As I mentioned yesterday, the early church struggled over what laws still apply to converts to Christianity, and we see that in the first chapter from this week’s readings from the book of Acts, chapter 15. Some among the Pharisees thought the Gentiles needed to first be circumcised, or in other words, the Gentiles had to become Jews first, to be followers of Jesus. The council in Jerusalem took time to decide matters and believed God was taking away any distinction between Jews and Gentiles and that all are saved by God’s grace, not the law.
The believers sent out delegates to bring this news to the early church, and this group included Paul and Barnabas (v.25). The news was met with rejoicing in the churches and Paul and Barnabas remained in Antioch to continue teaching and preaching the word of the Lord.

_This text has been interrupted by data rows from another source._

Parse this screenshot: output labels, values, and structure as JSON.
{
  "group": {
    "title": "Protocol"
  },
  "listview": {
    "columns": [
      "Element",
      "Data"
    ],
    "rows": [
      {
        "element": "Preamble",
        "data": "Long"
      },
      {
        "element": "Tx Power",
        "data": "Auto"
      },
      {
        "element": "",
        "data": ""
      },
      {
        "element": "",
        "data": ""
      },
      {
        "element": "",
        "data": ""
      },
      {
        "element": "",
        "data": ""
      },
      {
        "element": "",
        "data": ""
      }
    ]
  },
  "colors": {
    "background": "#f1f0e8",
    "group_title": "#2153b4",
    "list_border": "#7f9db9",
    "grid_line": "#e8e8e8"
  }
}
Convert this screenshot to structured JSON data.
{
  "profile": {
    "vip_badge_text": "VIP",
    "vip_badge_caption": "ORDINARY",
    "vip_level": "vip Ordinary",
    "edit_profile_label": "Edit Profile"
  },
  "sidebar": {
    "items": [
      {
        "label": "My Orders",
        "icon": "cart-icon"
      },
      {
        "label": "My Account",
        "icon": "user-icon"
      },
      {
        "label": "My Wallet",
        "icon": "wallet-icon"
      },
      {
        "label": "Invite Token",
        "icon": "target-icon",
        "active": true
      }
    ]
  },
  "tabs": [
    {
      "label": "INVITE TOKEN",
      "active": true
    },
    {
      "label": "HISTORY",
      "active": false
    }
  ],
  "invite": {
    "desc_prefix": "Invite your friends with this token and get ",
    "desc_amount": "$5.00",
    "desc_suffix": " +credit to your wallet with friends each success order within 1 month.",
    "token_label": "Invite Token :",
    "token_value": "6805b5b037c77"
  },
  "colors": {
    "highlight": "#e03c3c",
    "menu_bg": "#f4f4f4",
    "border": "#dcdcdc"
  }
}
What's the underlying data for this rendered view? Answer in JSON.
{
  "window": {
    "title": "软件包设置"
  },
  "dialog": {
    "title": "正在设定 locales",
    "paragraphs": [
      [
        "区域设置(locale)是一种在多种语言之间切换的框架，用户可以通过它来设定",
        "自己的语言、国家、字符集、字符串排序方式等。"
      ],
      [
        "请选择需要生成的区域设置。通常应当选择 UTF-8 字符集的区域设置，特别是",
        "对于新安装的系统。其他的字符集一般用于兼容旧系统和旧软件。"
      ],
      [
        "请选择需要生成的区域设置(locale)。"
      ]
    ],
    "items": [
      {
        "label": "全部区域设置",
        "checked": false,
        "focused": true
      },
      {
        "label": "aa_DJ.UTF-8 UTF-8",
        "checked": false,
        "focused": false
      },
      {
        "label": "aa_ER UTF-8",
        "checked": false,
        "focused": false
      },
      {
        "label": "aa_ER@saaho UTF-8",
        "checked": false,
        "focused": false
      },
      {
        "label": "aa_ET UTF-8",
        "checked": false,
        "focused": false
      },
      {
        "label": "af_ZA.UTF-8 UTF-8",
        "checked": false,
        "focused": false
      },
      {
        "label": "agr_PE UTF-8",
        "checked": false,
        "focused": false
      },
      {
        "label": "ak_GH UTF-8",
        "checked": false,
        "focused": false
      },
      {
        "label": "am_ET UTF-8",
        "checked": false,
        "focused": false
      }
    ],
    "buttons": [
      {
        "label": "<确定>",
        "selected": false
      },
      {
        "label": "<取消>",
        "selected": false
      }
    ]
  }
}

Having just made a proclamation of unity to the churches that signified that the council was of one accord and that two groups who had been at odds were now being brought together, a sharp division arises. Paul and Barnabas intend to return to the churches they have ministered to, but Barnabas wanted to bring along John (called Mark), and Paul is not pleased by such a choice. Paul’s objection is that John has left them previously (Acts 13:13), so it would be better to choose another. We are not told explicitly why John left, but perhaps he returned to Jerusalem because he was uncomfortable with the mission Paul had to the Gentiles. This causes “sharp disagreement” between Paul and Barnabas, causing them to separate–Paul goes with Silas, and Barnabas with John.
Do we lament that division followed such unity? I don’t think that needs to be the response.
This was not a break over what the council had just decided. They do not disagree on their mission, just on the manner in which they will carry it out. Certainly it would have troubled these men to part over such circumstances, but even though they were divided, they still shared unity in their purpose. They both were committed to bringing the gospel of Jesus Christ wherever they went and continuing to care for his church. God may have even been able to use them for a greater good given that these two esteemed disciples divided their time and energies to reach different geographic areas. It also gave opportunity for Paul and Barnabas to take on new partners with whom to serve.
God is given glory in the unity brought about in the work of Jesus Christ to break down barriers that had once separated peoples. That good news is heard by the churches as the Jerusalem council sends word and the people rejoiced. But I do not think God’s glory is diminished when two faithful servants of the gospel part ways and divide to spread their ministries in new directions. God still worked great deeds in and through these early missionaries, and the story even has a happy ending. Paul’s letters reveal reconciliation with John (Mark), and he has changed his view of his role in the ministry. In 2 Timothy 4 Paul calls for him to be brought back because he believes that John is of great use to the work of God.